Governments have done this mainly by forcing CBSL to finance them through money printing and by preventing CBSL from raising policy interest rates in order to pursue unsustainable economic growth figures. Buying Treasury Bills with printed money has been a major driver of economic instability and the push to keep rates down can lead to the economy overheating.
Crucial to the exertion of this pressure has been the Treasury Secretary, whose presence in the Monetary Board has long ensured that successive Governments have exerted the control and influence it desires on monetary policy.
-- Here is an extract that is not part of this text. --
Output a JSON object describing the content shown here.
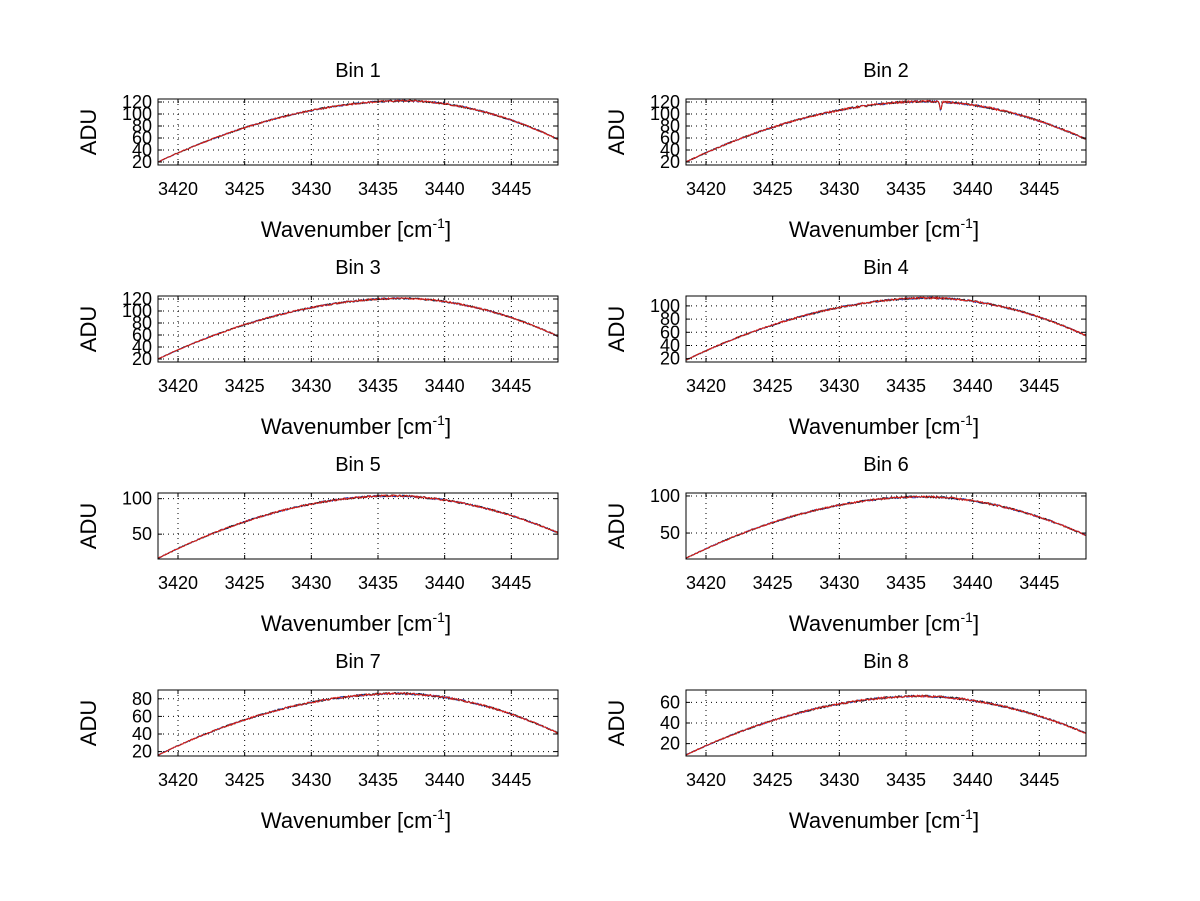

As one of the main reasons the Government decided to drive through a new Monetary Law Act was to depoliticise the CBSL, it was proposed to remove the Treasury Secretary from the Monetary Board.
However, this new compromise means that the Treasury Secretary would remain in the Monetary Board but only as a non-voting member, able to discuss policy issues, but not allowed to vote, unlike the current situation.
It appears that this decision has been taken to make sure that the Monetary Board is briefed on fiscal policy developments and other aspects of the Government’s economic policies, and that the Finance Minister is kept fully briefed on monetary policy.
The Sunday Morning Business exclusively reported on 15 September that the Parliamentary Committee on Public Finance, during the review period, was sharply divided on the proposal to remove the Treasury Secretary from the Monetary Board of the CBSL. The status of the draft bill or when it would receive parliamentary approval is not clear at the moment.